江与は、子堕ろしを取り締まる同心津田清之助に対して、

「御法度とわかっておりましても、やむをえず水にしなければならない場合もございます。母親の命にかかわる場合があるのです。さようなときは、わたくしも子堕ろしをいたします」

(中略)

「それは、難産で母子ともども死にかけた場合、ということか」

(中略)

「それも、むろんございます」

「子堕ろしは人殺しだ。命の芽を摘み取ることだ」

「摘み取らねば木が倒れる場合は、いたしかたございません」

「それは生きている者の勝手な言い分だ」

「あなたさまは、子を流さねば生きられぬ者の苦しみをご存じないゆえ、さようなきれいごとをおっしゃるのです」

『恋ほおずき』P87より

恋ほおずき (中公文庫)

恋ほおずき (中公文庫)

産む性としての女の代表である江与の倫理観と、為政者側(男性)を代表する清之助の論理がぶつかるシーン。対立しながらもお互いを意識し始める二人。江与の患者たちはみな、胎児を水にしなければならない、のっぴきならない理由を抱えて女医者を訪れる。そして、彼女らに処方されるのが、ほおずきの根を天日で乾燥させ、砕いて薬研で粉にひいたもの。煎じて飲めば、下腹がぎゅっとちぢまって、激しい痙攣に見舞われる。
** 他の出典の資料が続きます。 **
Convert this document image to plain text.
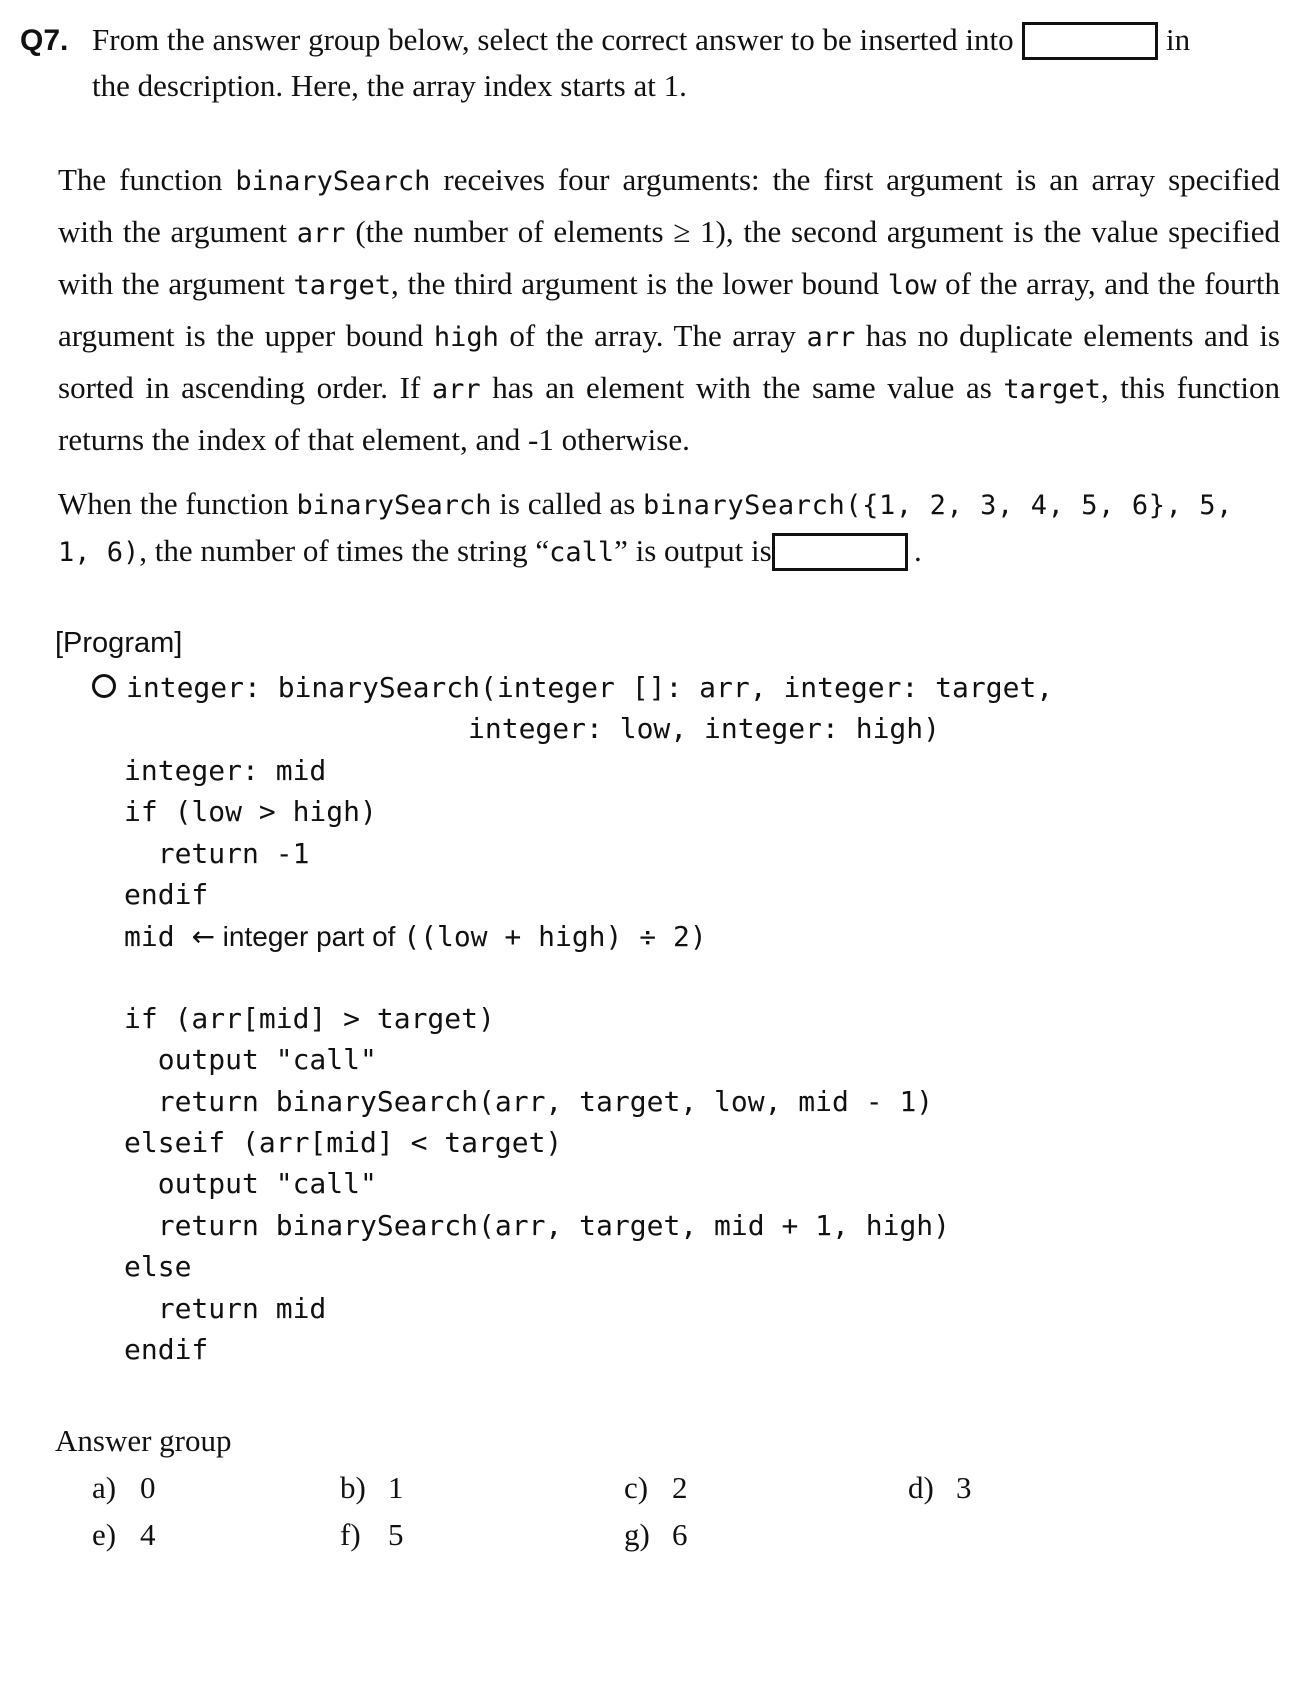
Q7. From the answer group below, select the correct answer to be inserted into	in
the description. Here, the array index starts at 1.
The function binarySearch receives four arguments: the first argument is an array specified with the argument arr (the number of elements ≥ 1), the second argument is the value specified with the argument target, the third argument is the lower bound low of the array, and the fourth argument is the upper bound high of the array. The array arr has no duplicate elements and is sorted in ascending order. If arr has an element with the same value as target, this function returns the index of that element, and -1 otherwise.
When the function binarySearch is called as binarySearch({1, 2, 3, 4, 5, 6}, 5,
1, 6), the number of times the string “call” is output is	.
[Program]
integer: binarySearch(integer []: arr, integer: target,
integer: low, integer: high)
integer: mid
if (low > high)
return -1
endif
mid ← integer part of ((low + high) ÷ 2)
if (arr[mid] > target)
output "call"
return binarySearch(arr, target, low, mid - 1)
elseif (arr[mid] < target)
output "call"
return binarySearch(arr, target, mid + 1, high)
else
return mid
endif
Answer group
a) 0	b) 1	c) 2	d) 3
e) 4	f) 5	g) 6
子を流さねば生きられぬ者の苦しみを描きながら、その一方で、女医者になるきっかけとなる十七歳のころの事件、蛇骨長屋の悪ガキ平吉の成長や妹・真弓の出生の秘密などを織り込みながら描いていく。幕間に交わされる、江与の父で古医方(本道の医師)の六左衛門と岡っ引梅蔵の俳諧談義がほのぼのとして楽しい。

寒雀寄るな止まるな射て食うぞ(孤鶴)

中條(中条)流の堕胎医を描いた作品というと、川田弥一郎さんの『闇医おげん 謎解き秘帖』もおすすめである。